Yaz vizyonu Keanu Reeves’in oynadığı iki filme tanık oluyor. Bunların ilki olan, Reeves’in akılda kalıcı bir yan rolde küfürbaz, saldırgan, zarafetten uzak “mutlak bir kötü” olarak konuk olduğu Neon Şeytan, oyuncunun kariyerinde istisnai bir yere sahip. Belki tam da bu sebepten, Reeves’in kirli bir sakalın arkasına gizlediği güzel yüzü, moda ve güzellik endüstrisinin arkasındaki vahşi yüze işaret eden doğrudan bir metafor olan film için biçilmiş kaftan. Öte yandan filmin baş karakteri, genç oyuncu Elle Fanning’in canlandırdığı Jesse de, Reeves’in kariyerine damgasını vuran rollerin dişi bir karşılığı gibi. Buzdan bir güzelliğe sahip. Çocuksu ve zamansız. Kırılgan ama saldırgan. Melek ve şeytan.

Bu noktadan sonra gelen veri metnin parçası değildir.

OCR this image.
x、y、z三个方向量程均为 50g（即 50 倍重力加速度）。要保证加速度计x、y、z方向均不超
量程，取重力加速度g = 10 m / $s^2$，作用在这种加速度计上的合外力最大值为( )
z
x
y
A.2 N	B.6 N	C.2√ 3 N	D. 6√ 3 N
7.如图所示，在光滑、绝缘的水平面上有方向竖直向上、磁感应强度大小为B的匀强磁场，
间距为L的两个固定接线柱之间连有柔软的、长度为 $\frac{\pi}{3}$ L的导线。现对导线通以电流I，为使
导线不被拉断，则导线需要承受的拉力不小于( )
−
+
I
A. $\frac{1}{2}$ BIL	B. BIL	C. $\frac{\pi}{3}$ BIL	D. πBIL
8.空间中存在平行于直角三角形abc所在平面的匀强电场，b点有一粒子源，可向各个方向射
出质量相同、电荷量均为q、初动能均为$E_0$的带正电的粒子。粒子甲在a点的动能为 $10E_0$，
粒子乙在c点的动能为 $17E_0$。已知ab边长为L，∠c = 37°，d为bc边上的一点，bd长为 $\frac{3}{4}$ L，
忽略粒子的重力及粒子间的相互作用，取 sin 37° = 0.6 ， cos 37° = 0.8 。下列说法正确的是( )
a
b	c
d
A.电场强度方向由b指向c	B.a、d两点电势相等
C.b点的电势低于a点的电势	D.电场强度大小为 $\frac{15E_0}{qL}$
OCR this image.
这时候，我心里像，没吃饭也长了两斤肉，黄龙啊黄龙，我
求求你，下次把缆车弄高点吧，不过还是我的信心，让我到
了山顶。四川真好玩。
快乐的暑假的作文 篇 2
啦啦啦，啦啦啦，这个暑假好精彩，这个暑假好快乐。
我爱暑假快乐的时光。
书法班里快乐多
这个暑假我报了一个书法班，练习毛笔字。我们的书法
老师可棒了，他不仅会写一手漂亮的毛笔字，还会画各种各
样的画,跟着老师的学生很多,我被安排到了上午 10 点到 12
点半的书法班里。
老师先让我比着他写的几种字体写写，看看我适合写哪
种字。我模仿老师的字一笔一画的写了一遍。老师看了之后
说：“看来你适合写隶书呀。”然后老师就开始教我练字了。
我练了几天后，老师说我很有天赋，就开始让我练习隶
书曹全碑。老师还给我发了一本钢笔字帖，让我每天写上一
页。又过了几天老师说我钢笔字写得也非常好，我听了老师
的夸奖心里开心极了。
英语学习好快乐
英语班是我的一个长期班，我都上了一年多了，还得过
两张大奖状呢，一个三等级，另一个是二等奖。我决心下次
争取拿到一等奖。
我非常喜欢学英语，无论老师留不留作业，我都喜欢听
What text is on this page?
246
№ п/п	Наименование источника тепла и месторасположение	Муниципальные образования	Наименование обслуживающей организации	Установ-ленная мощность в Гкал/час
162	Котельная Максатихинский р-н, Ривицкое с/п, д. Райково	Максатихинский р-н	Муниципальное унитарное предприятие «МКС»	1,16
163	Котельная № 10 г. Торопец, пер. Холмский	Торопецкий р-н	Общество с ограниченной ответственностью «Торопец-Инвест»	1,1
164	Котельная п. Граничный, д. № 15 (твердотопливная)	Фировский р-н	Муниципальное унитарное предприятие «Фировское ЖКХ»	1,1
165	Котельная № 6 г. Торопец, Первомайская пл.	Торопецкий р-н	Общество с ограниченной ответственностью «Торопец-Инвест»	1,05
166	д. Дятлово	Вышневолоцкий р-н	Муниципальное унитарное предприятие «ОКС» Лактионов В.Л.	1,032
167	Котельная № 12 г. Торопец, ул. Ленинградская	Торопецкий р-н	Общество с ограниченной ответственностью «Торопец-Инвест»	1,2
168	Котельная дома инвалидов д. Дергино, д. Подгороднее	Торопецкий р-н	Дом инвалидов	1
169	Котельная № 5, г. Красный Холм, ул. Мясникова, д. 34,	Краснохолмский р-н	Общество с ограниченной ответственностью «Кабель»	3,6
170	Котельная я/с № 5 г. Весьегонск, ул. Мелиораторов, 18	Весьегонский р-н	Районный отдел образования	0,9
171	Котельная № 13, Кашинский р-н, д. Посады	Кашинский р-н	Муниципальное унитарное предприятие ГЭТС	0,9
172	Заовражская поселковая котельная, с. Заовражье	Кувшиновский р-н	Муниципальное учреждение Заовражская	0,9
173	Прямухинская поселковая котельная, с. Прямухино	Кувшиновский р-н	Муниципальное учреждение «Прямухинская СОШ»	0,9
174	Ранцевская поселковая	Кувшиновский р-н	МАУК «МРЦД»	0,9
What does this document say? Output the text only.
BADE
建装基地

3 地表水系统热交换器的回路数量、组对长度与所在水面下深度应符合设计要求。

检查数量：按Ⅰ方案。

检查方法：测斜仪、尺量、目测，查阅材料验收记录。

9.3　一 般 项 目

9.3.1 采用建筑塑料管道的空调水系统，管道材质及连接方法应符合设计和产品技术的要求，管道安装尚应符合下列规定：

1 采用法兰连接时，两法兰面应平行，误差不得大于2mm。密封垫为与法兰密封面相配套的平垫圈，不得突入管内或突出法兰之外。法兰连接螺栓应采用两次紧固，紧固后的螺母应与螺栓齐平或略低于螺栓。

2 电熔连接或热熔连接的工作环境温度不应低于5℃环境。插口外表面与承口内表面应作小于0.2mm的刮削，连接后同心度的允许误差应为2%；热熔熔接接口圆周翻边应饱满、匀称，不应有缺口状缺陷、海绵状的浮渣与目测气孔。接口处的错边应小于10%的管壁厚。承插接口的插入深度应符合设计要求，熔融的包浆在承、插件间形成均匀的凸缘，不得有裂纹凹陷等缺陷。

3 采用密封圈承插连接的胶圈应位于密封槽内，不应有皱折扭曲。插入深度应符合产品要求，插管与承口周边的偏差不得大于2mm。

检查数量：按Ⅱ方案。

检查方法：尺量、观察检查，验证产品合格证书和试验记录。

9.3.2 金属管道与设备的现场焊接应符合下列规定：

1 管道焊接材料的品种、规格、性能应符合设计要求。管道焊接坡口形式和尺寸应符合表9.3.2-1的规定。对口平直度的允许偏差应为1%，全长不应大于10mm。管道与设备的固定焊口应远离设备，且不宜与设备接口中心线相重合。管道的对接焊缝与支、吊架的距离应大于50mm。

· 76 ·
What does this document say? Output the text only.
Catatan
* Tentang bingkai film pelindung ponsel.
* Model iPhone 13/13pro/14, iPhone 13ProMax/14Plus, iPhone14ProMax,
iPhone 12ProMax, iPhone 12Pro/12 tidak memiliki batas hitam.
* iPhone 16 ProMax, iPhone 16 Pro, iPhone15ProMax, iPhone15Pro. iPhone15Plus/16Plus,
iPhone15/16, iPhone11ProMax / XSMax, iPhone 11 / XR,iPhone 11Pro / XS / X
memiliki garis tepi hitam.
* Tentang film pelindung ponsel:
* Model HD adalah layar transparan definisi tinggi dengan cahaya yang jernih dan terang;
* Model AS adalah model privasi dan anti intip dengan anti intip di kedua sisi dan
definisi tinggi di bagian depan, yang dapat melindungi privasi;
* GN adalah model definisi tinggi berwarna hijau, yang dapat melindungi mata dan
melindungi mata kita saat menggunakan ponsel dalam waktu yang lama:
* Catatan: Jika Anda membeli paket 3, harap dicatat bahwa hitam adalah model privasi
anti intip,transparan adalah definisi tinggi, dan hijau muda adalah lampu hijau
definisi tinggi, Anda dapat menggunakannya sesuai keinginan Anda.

Otuz yılı aşan kariyerinde kendini sık sık dünyayı kurtarmak üzereyken buldu Reeves. Oyuncunun bir tür zen sakinliği olarak da tanımlanan sakinliğinin, monoton sesi ve donuk yüz ifadesinin kriz anlarında insana iyi gelen bir tarafı olduğuna kuşku yok. Bu “dünyayı kurtaran adam” rollerinin zirvesi de hiç şüphesiz 1999’da başlayan Matrix üçlemesi oldu. Aktörü antikapitalist bir distopyanın modern peygamberi olarak kutsayan üç film, hem bilimkurgu ve aksiyonun geleceği hem de Reeves’in kariyeri açısından aşılması güç bir zirve ve geri dönülmez bir nokta olmuştu. Ancak Matrix, Reeves’in sırtına bu ağır sorumluluğu yükleyen ilk film değildi. Bu yolun daha 1989’da rol aldığı Bill ve Ted’in Maceraları ile absürt bir şekilde de olsa açılmış olduğu görülür. Reeves’in peygamberlik kariyeri de 1993 tarihli Küçük Buddha’ya kadar uzanır. Daha küçük boyutlu bir stres altında kurtarma hikâyesi olan Hız Tuzağı (1994) da “panik anında Keanu’ya tutunun” formülünü kalıcılaştıran filmlerden olmuştu. Matrix’ten sonra gelen Constantine (2005) ve Dünyanın Durduğu Gün (2008) ise, sinema tarihine büyük katkılarda bulunmadılarsa bile, bilimkurgunun farklı kulvarlarında yeni kurtarıcı rolleri sunarak Keanu Reeves’in aura’sına yeni boyutlar eklemiş oldular.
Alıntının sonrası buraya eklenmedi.